Her 800-strong, women-led community of security guards and housekeepers keeps houses safe
Her friends had to opt-out midway as their families didn’t support the idea
At one point, I had to even move out of the house. But as my company began growing and I drew appreciation from society, my family accepted me.
It was the year 2009. Shravani Pawar, then 23, was on a unique mission. To recruit rural women for her new start-up, Safe Hands 24X7. The idea was to train them as security guards. “ ‘How is this possible?’ was the first question I would get,” she recalls.
During her first visits to villages, she couldn’t get the honest views of women as they were masked by the opinions of menfolk in their families. Villagers and neighbours also advised them against crossing the ‘line’. Uniform was the first hurdle. Many families did not want to see their women working in a city in men’s clothes.
It took her some efforts to bring the women out of the cocoon and show them the possibilities of social and economic independence. To show them that there was a life beyond the four walls of the house.
Single women were the first ones to show interest. After a few days of deliberation, some women joined Shravani’s force of female security guards. They, in turn, motivated a few more to sign up amidst words of caution from the families. By the end of the year, Shravani had nine colleagues.
Shravani’s Hubballi-based social enterprise Safe hands 24X7 is today a community of 800, of which 600 are women. They provide services of security guards and housekeepers across Karnataka and Goa, and in cities like Hyderabad and Chennai. Safe Hands has now a turnover of Rs 6 crore.
“I was just 30 when my husband, the breadwinner of the family, was paralysed, landing our family in a financial crisis. With an ailing husband and two school-going children, I had to eke out a living. But being uneducated, I had limited options like working as domestic help, which had little income and no job security. Shravani madam gave me moral support and a job of a security guard at a ladies’ hostel in 2010. This fetched me decent income, ESI and other benefits. Now, I am well-settled and proud to be part of Safe Hands,” says Roopa Chalwadi (name changed).
This is not the story of Roopa alone. Most of the women employees with Safe Hands mustered courage and transformed themselves to rewrite their life stories with “Shravani Madam’s support.”

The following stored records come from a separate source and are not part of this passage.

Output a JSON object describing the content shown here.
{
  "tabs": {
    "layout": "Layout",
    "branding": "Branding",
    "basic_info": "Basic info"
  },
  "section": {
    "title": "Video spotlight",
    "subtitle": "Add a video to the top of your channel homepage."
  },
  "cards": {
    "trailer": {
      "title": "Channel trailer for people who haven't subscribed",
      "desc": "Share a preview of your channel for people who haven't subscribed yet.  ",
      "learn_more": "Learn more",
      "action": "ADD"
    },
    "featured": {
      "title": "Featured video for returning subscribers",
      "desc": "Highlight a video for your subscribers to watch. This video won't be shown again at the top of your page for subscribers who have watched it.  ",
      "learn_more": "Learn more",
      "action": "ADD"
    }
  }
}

Shravani herself had to face odds to become the motivator that she is today.
A native of Dharwad, Shravani did Bachelors in Social Work and then interned with an NGO. During her visit to villages as part of the internship, she observed that women lacked decision-making power. They were also underpaid. This moved Shravani. She felt social change would follow if women could be empowered financially. Meantime, she joined a social entrepreneurship course, where her ideas took a better shape.
As part of the course, she and her friends explored various business ideas involving women but were not convinced as “most of them were conventional”. Through a market survey, they found that most of the security agencies in North Karnataka did not employ women. She, along with her friends, decided to explore the possibility of introducing women security guards.
Deshpande Foundation, an NGO, supported with a seed fund of Rs 1.5 lakh. However, her friends had to opt out midway as their families didn’t support the idea.
“For the first few months, even my parents were not aware of my venture, and when they got to know, they discouraged me as they feared social unacceptability. They felt it was a risky job and insisted that I quit. At one point, I had to even move out of the house. But as my company began growing and I drew appreciation from society, my family accepted me,” recalls Shravani.
The women are trained to become physically and mentally stronger. They are trained in fire management, visitor -book maintenance, material checking at the entrance etc.
They are also taught to read and write to a fair level and develop good communication skills.
Initially, she had to convince clients that these strong and sensible women could make better security guards than males at places like hospitals, schools, apartments and ladies hostels.
“We hired services of female and male security guards (for night shift) through Safe Hands in 2012 and are quite happy with the decision,” says a client from Aakruti Gardens, a group housing scheme in Hubballi.
“Shravani’s business idea and the grit to execute it are commendable. Getting women out of the house and offering them a means of dignified livelihood is an important task. We were her first clients for security and housekeeping services, and continue to be associated with Safe Hands,” says Vivek Pawar, CEO of Deshpande Foundation.
In the course of chasing her dream, Shravani met Subhash, whom she later married. Subhash is the CEO of Safe Hands today. Shravani has two toddlers and continues to chase her dream of women empowerment.